Outside, the afternoon air felt startlingly clean.

 

Vane pushed the back door closed behind him and moved into the narrow alley. Only then did he pull the folded papers from inside his coat.

 

He checked the edges first. Then the seals.

 

All intact.

 

His shoulders, tense until now, eased a fraction.

 

The club's name would remain unstained.

 

"Thank God," he murmured under his breath.

 

A small smile — not triumphant, but relieved — touched his face.

 

He tucked the papers safely away and stepped into the sunlight beyond the alley.

 

The town bustled as usual. Vendors calling. Wheels creaking. The sun pressing warmly against rooftops. People wiped sweat from their brows and complained of the heat.

 

Vane barely noticed.

 

He stopped at a small bakery near the corner.

 

"Four pieces of bread, please."

 

"White or brown?" the shopkeeper asked, already reaching for the tongs.

 

"The brown one," Vane said quickly. "Sorry."

 

The bread was wrapped neatly in paper and handed over.

 

The shopkeeper hesitated, then added another piece. "Take a white one too. On the house."

 

Vane blinked, surprised.

 

"That's very kind of you, sir. Thank you."

 

He lifted his hat in quiet gratitude before turning down the street, bread in one hand, something steadier in his step.

 

Ahead stood the building where he spent most of his days.

 

Where numbers made sense.

 

Where records behaved.

 

Where life was meant to remain simple.

 

He walked toward it without knowing that inside the bar he had just left, someone else had begun to pay attention.

 

Vane stood before the great doors of the club for a moment longer than necessary.

 

The building rose above him in pale stone, its tall windows catching the afternoon light and throwing it back in softened gold.
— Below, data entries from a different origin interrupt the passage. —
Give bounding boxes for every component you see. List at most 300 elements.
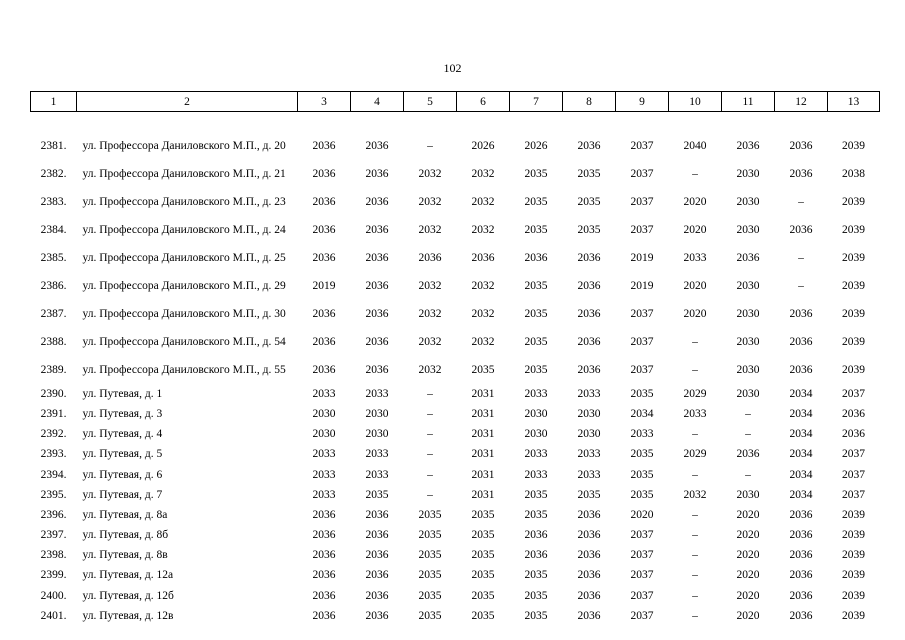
year-cell: 2036: [736, 448, 760, 461]
year-cell: 2039: [842, 195, 865, 208]
column-header: 7: [510, 92, 563, 112]
year-cell: 2032: [418, 223, 442, 236]
year-cell: 2036: [789, 307, 813, 320]
year-cell: 2035: [577, 488, 601, 501]
column-header: 9: [616, 92, 669, 112]
year-cell: 2020: [683, 195, 707, 208]
year-cell: 2036: [312, 195, 336, 208]
year-cell: 2030: [577, 428, 601, 441]
year-cell: 2032: [418, 279, 442, 292]
table-row: [31, 505, 880, 525]
year-cell: 2035: [524, 167, 548, 180]
column-header: 4: [351, 92, 404, 112]
year-cell: –: [692, 468, 698, 481]
year-cell: 2030: [577, 407, 601, 420]
year-cell: 2030: [736, 307, 760, 320]
address-cell: ул. Путевая, д. 12в: [82, 609, 174, 622]
year-cell: 2036: [524, 529, 548, 542]
address-cell: ул. Путевая, д. 1: [82, 387, 163, 400]
year-cell: 2030: [524, 407, 548, 420]
column-header: 8: [563, 92, 616, 112]
year-cell: –: [798, 279, 804, 292]
year-cell: 2036: [789, 569, 813, 582]
year-cell: 2039: [842, 307, 865, 320]
year-cell: –: [692, 609, 698, 622]
year-cell: 2033: [577, 448, 601, 461]
year-cell: 2034: [789, 428, 813, 441]
year-cell: 2033: [312, 488, 336, 501]
table-row: [31, 272, 880, 300]
year-cell: 2031: [471, 407, 495, 420]
year-cell: 2037: [630, 195, 654, 208]
table-row: [31, 586, 880, 606]
year-cell: 2036: [577, 609, 601, 622]
year-cell: 2034: [789, 448, 813, 461]
year-cell: 2039: [842, 549, 865, 562]
year-cell: 2036: [312, 569, 336, 582]
year-cell: 2033: [524, 448, 548, 461]
year-cell: 2020: [736, 589, 760, 602]
column-header: 6: [457, 92, 510, 112]
year-cell: 2031: [471, 428, 495, 441]
year-cell: 2036: [577, 549, 601, 562]
year-cell: 2035: [471, 569, 495, 582]
table-row: [31, 216, 880, 244]
year-cell: 2031: [471, 468, 495, 481]
address-cell: ул. Профессора Даниловского М.П., д. 23: [82, 195, 286, 208]
year-cell: 2036: [365, 589, 389, 602]
year-cell: 2036: [789, 508, 813, 521]
year-cell: 2037: [630, 569, 654, 582]
year-cell: 2036: [577, 279, 601, 292]
year-cell: 2029: [683, 448, 707, 461]
year-cell: 2035: [524, 335, 548, 348]
year-cell: 2020: [683, 307, 707, 320]
year-cell: 2019: [312, 279, 336, 292]
year-cell: 2036: [577, 139, 601, 152]
spacer-row: [31, 112, 880, 132]
row-number: 2388.: [40, 335, 67, 348]
year-cell: 2036: [365, 251, 389, 264]
year-cell: 2033: [365, 387, 389, 400]
row-number: 2381.: [40, 139, 67, 152]
year-cell: 2035: [524, 569, 548, 582]
year-cell: 2036: [365, 279, 389, 292]
year-cell: –: [427, 468, 433, 481]
year-cell: 2035: [471, 549, 495, 562]
address-cell: ул. Профессора Даниловского М.П., д. 54: [82, 335, 286, 348]
row-number: 2401.: [40, 609, 67, 622]
year-cell: 2035: [524, 279, 548, 292]
year-cell: –: [798, 195, 804, 208]
year-cell: 2036: [418, 251, 442, 264]
address-cell: ул. Путевая, д. 8а: [82, 508, 168, 521]
year-cell: –: [692, 549, 698, 562]
year-cell: 2020: [736, 529, 760, 542]
year-cell: 2034: [789, 468, 813, 481]
year-cell: 2037: [842, 387, 865, 400]
year-cell: 2036: [789, 363, 813, 376]
year-cell: 2036: [577, 363, 601, 376]
address-cell: ул. Путевая, д. 12а: [82, 569, 174, 582]
table-row: [31, 404, 880, 424]
address-cell: ул. Путевая, д. 5: [82, 448, 163, 461]
year-cell: 2036: [789, 139, 813, 152]
year-cell: 2030: [736, 335, 760, 348]
year-cell: 2033: [524, 468, 548, 481]
column-header: 13: [828, 92, 880, 112]
year-cell: –: [427, 407, 433, 420]
address-cell: ул. Профессора Даниловского М.П., д. 30: [82, 307, 286, 320]
table-row: [31, 606, 880, 626]
table-row: [31, 545, 880, 565]
year-cell: 2036: [312, 139, 336, 152]
year-cell: 2033: [683, 251, 707, 264]
year-cell: 2032: [418, 167, 442, 180]
year-cell: 2033: [577, 387, 601, 400]
year-cell: –: [427, 488, 433, 501]
address-cell: ул. Путевая, д. 6: [82, 468, 163, 481]
table-row: [31, 464, 880, 484]
year-cell: 2036: [577, 569, 601, 582]
year-cell: 2036: [312, 335, 336, 348]
year-cell: 2032: [471, 223, 495, 236]
year-cell: 2036: [312, 609, 336, 622]
year-cell: 2026: [524, 139, 548, 152]
table-row: [31, 565, 880, 585]
year-cell: 2036: [365, 363, 389, 376]
year-cell: 2033: [577, 468, 601, 481]
table-row: [31, 188, 880, 216]
year-cell: 2031: [471, 387, 495, 400]
year-cell: 2030: [312, 407, 336, 420]
row-number: 2394.: [40, 468, 67, 481]
year-cell: 2040: [683, 139, 707, 152]
year-cell: 2030: [365, 428, 389, 441]
year-cell: 2031: [471, 448, 495, 461]
row-number: 2385.: [40, 251, 67, 264]
data-table: [30, 91, 880, 626]
year-cell: 2019: [630, 251, 654, 264]
year-cell: 2035: [471, 529, 495, 542]
year-cell: 2036: [365, 195, 389, 208]
year-cell: –: [692, 428, 698, 441]
year-cell: 2037: [630, 529, 654, 542]
year-cell: 2036: [312, 363, 336, 376]
year-cell: 2036: [842, 428, 865, 441]
year-cell: 2039: [842, 223, 865, 236]
year-cell: 2020: [630, 508, 654, 521]
year-cell: 2036: [365, 569, 389, 582]
year-cell: 2033: [312, 468, 336, 481]
year-cell: 2039: [842, 508, 865, 521]
row-number: 2384.: [40, 223, 67, 236]
year-cell: 2035: [471, 508, 495, 521]
year-cell: –: [798, 251, 804, 264]
year-cell: 2036: [312, 251, 336, 264]
year-cell: 2035: [418, 569, 442, 582]
year-cell: 2035: [630, 387, 654, 400]
year-cell: 2030: [736, 223, 760, 236]
year-cell: 2030: [736, 363, 760, 376]
year-cell: 2033: [365, 448, 389, 461]
year-cell: 2032: [471, 195, 495, 208]
year-cell: 2035: [524, 307, 548, 320]
year-cell: 2039: [842, 609, 865, 622]
column-header: 1: [31, 92, 77, 112]
year-cell: 2035: [524, 223, 548, 236]
row-number: 2386.: [40, 279, 67, 292]
year-cell: 2030: [736, 167, 760, 180]
year-cell: 2036: [524, 251, 548, 264]
column-header: 10: [669, 92, 722, 112]
row-number: 2395.: [40, 488, 67, 501]
year-cell: 2035: [418, 589, 442, 602]
year-cell: 2032: [471, 307, 495, 320]
row-number: 2387.: [40, 307, 67, 320]
year-cell: 2037: [630, 307, 654, 320]
year-cell: –: [692, 589, 698, 602]
year-cell: 2035: [577, 223, 601, 236]
row-number: 2399.: [40, 569, 67, 582]
year-cell: 2036: [789, 167, 813, 180]
year-cell: 2033: [312, 448, 336, 461]
year-cell: 2036: [789, 335, 813, 348]
year-cell: 2036: [365, 529, 389, 542]
column-header: 12: [775, 92, 828, 112]
year-cell: 2036: [577, 508, 601, 521]
year-cell: 2031: [471, 488, 495, 501]
year-cell: 2037: [842, 448, 865, 461]
row-number: 2392.: [40, 428, 67, 441]
row-number: 2398.: [40, 549, 67, 562]
year-cell: 2035: [630, 488, 654, 501]
table-row: [31, 356, 880, 384]
year-cell: 2035: [577, 167, 601, 180]
year-cell: 2036: [312, 223, 336, 236]
year-cell: 2036: [577, 335, 601, 348]
column-header: 3: [298, 92, 351, 112]
year-cell: 2036: [312, 529, 336, 542]
year-cell: 2032: [418, 307, 442, 320]
address-cell: ул. Путевая, д. 7: [82, 488, 163, 501]
year-cell: 2020: [736, 508, 760, 521]
year-cell: 2030: [736, 387, 760, 400]
year-cell: 2032: [683, 488, 707, 501]
year-cell: 2033: [630, 428, 654, 441]
row-number: 2393.: [40, 448, 67, 461]
table-row: [31, 160, 880, 188]
year-cell: 2035: [630, 448, 654, 461]
year-cell: 2036: [365, 335, 389, 348]
year-cell: 2037: [630, 589, 654, 602]
year-cell: 2036: [789, 609, 813, 622]
address-cell: ул. Профессора Даниловского М.П., д. 29: [82, 279, 286, 292]
column-header: 5: [404, 92, 457, 112]
year-cell: –: [427, 139, 433, 152]
year-cell: 2032: [418, 363, 442, 376]
year-cell: 2030: [524, 428, 548, 441]
table-row: [31, 525, 880, 545]
year-cell: 2036: [789, 549, 813, 562]
address-cell: ул. Путевая, д. 4: [82, 428, 163, 441]
year-cell: 2036: [365, 139, 389, 152]
year-cell: –: [427, 387, 433, 400]
year-cell: 2035: [577, 195, 601, 208]
year-cell: 2036: [365, 223, 389, 236]
table-row: [31, 244, 880, 272]
table-row: [31, 132, 880, 160]
year-cell: 2036: [577, 251, 601, 264]
year-cell: 2033: [365, 468, 389, 481]
year-cell: –: [692, 529, 698, 542]
year-cell: –: [745, 428, 751, 441]
year-cell: 2037: [630, 609, 654, 622]
year-cell: 2035: [418, 529, 442, 542]
year-cell: 2037: [630, 139, 654, 152]
year-cell: 2039: [842, 279, 865, 292]
year-cell: 2035: [418, 549, 442, 562]
year-cell: 2030: [736, 279, 760, 292]
table-row: [31, 424, 880, 444]
year-cell: 2035: [471, 363, 495, 376]
row-number: 2397.: [40, 529, 67, 542]
table-row: [31, 384, 880, 404]
year-cell: 2036: [365, 167, 389, 180]
year-cell: 2039: [842, 363, 865, 376]
year-cell: 2030: [365, 407, 389, 420]
year-cell: 2035: [524, 363, 548, 376]
year-cell: 2036: [312, 508, 336, 521]
row-number: 2382.: [40, 167, 67, 180]
table-row: [31, 485, 880, 505]
year-cell: 2035: [365, 488, 389, 501]
year-cell: –: [745, 407, 751, 420]
year-cell: –: [692, 335, 698, 348]
row-number: 2390.: [40, 387, 67, 400]
year-cell: 2035: [524, 488, 548, 501]
year-cell: 2029: [683, 387, 707, 400]
year-cell: 2037: [630, 363, 654, 376]
year-cell: 2036: [312, 589, 336, 602]
row-number: 2400.: [40, 589, 67, 602]
year-cell: 2026: [471, 139, 495, 152]
year-cell: 2030: [736, 488, 760, 501]
year-cell: 2036: [577, 529, 601, 542]
year-cell: –: [692, 167, 698, 180]
year-cell: 2036: [736, 139, 760, 152]
year-cell: 2039: [842, 251, 865, 264]
year-cell: 2032: [471, 167, 495, 180]
year-cell: 2036: [312, 167, 336, 180]
year-cell: 2036: [789, 223, 813, 236]
year-cell: 2035: [524, 609, 548, 622]
year-cell: 2034: [630, 407, 654, 420]
year-cell: 2037: [630, 335, 654, 348]
year-cell: 2036: [736, 251, 760, 264]
year-cell: 2035: [630, 468, 654, 481]
year-cell: 2036: [365, 307, 389, 320]
year-cell: 2035: [471, 589, 495, 602]
year-cell: 2037: [630, 549, 654, 562]
year-cell: 2037: [842, 468, 865, 481]
year-cell: 2035: [418, 609, 442, 622]
address-cell: ул. Профессора Даниловского М.П., д. 20: [82, 139, 286, 152]
header-row: [31, 92, 880, 112]
year-cell: 2019: [630, 279, 654, 292]
year-cell: 2020: [683, 279, 707, 292]
year-cell: 2032: [471, 335, 495, 348]
row-number: 2383.: [40, 195, 67, 208]
year-cell: 2036: [312, 549, 336, 562]
year-cell: –: [745, 468, 751, 481]
year-cell: 2032: [418, 195, 442, 208]
year-cell: 2036: [312, 307, 336, 320]
table-row: [31, 300, 880, 328]
year-cell: 2034: [789, 387, 813, 400]
year-cell: 2036: [789, 529, 813, 542]
year-cell: 2036: [365, 549, 389, 562]
year-cell: –: [427, 428, 433, 441]
year-cell: 2037: [842, 488, 865, 501]
table-body: [31, 112, 880, 626]
address-cell: ул. Профессора Даниловского М.П., д. 25: [82, 251, 286, 264]
year-cell: 2033: [312, 387, 336, 400]
year-cell: 2036: [577, 307, 601, 320]
year-cell: 2037: [630, 167, 654, 180]
year-cell: –: [692, 508, 698, 521]
address-cell: ул. Путевая, д. 12б: [82, 589, 174, 602]
year-cell: 2036: [365, 609, 389, 622]
table-row: [31, 444, 880, 464]
year-cell: 2030: [736, 195, 760, 208]
page-number: 102: [443, 61, 462, 75]
year-cell: –: [692, 363, 698, 376]
year-cell: 2020: [736, 549, 760, 562]
year-cell: 2039: [842, 569, 865, 582]
year-cell: –: [427, 448, 433, 461]
year-cell: 2039: [842, 589, 865, 602]
year-cell: 2039: [842, 529, 865, 542]
row-number: 2389.: [40, 363, 67, 376]
year-cell: 2033: [524, 387, 548, 400]
year-cell: 2036: [524, 549, 548, 562]
year-cell: 2036: [789, 589, 813, 602]
year-cell: 2038: [842, 167, 865, 180]
year-cell: 2035: [418, 508, 442, 521]
year-cell: 2036: [365, 508, 389, 521]
year-cell: 2036: [577, 589, 601, 602]
address-cell: ул. Профессора Даниловского М.П., д. 24: [82, 223, 286, 236]
address-cell: ул. Профессора Даниловского М.П., д. 55: [82, 363, 286, 376]
year-cell: 2036: [471, 251, 495, 264]
year-cell: 2035: [471, 609, 495, 622]
year-cell: 2035: [524, 589, 548, 602]
year-cell: 2039: [842, 335, 865, 348]
year-cell: 2037: [630, 223, 654, 236]
year-cell: 2039: [842, 139, 865, 152]
year-cell: 2020: [736, 609, 760, 622]
row-number: 2396.: [40, 508, 67, 521]
row-number: 2391.: [40, 407, 67, 420]
year-cell: 2020: [683, 223, 707, 236]
year-cell: 2020: [736, 569, 760, 582]
year-cell: 2036: [842, 407, 865, 420]
year-cell: 2035: [524, 195, 548, 208]
year-cell: 2033: [683, 407, 707, 420]
column-header: 11: [722, 92, 775, 112]
address-cell: ул. Путевая, д. 8в: [82, 549, 168, 562]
The carved crest above the entrance — a compass crossed with a quill — had been polished so often it almost gleamed. People passing in the street slowed, whether they meant to or not.

 

It had that effect.

 

His hand came up and rested against the wood. The door was warm from the sun.

 

From inside, a low tide of sound spilled outward — chairs scraping, papers shifting, voices overlapping in steady discussion. No shouting. No laughter. Just the firm rhythm of work.

 

He pushed the door open.

 

The scent of ink and parchment met him at once.

 

The main hall stretched wide and open, long tables arranged in careful symmetry. Clerks leaned over ledgers. Messengers crossed between desks with sealed envelopes tucked beneath their arms. Somewhere near the far window, two men debated over a map spread flat across the table, fingers tracing routes with urgency.

 

It was busy.

 

Alive.

 

Vane walked through the center aisle, boots echoing softly on the polished floor. A few heads lifted.

 

"Back already?"

 

"Found what you were looking for?"

 

He answered with an easy smile and small nods, not slowing his pace. The smile came naturally now — lighter than the one he had worn inside the bar.

 

He moved toward the staircase leading to the administrative wing.

 

For the briefest moment, as he climbed, a strange thought crossed his mind —

 

He imagined the manager behind the door, seated in a cushioned chair, speaking briskly into a small handheld device.

 

The image was so clear he almost expected to hear a distant ringing sound.

 

Instead, there was only the scratching of a quill from somewhere inside the office.

 

Vane paused halfway up the stairs.

 

His expression shifted — not confusion exactly, but a quiet correction.

 

Right.

 

He continued upward.

 

The corridor above was narrower, quieter. The noise from below dulled into a steady murmur.

 

He reached the manager's door and raised his hand.

 

Two firm knocks.

 

Silence for half a heartbeat.

 

Then —

 

"COME IN!"

 

The voice burst through the wood with such force that Vane stiffened despite himself.

 

He hadn't expected that much energy.

 

His fingers lingered on the handle a second longer before he pushed the door inward.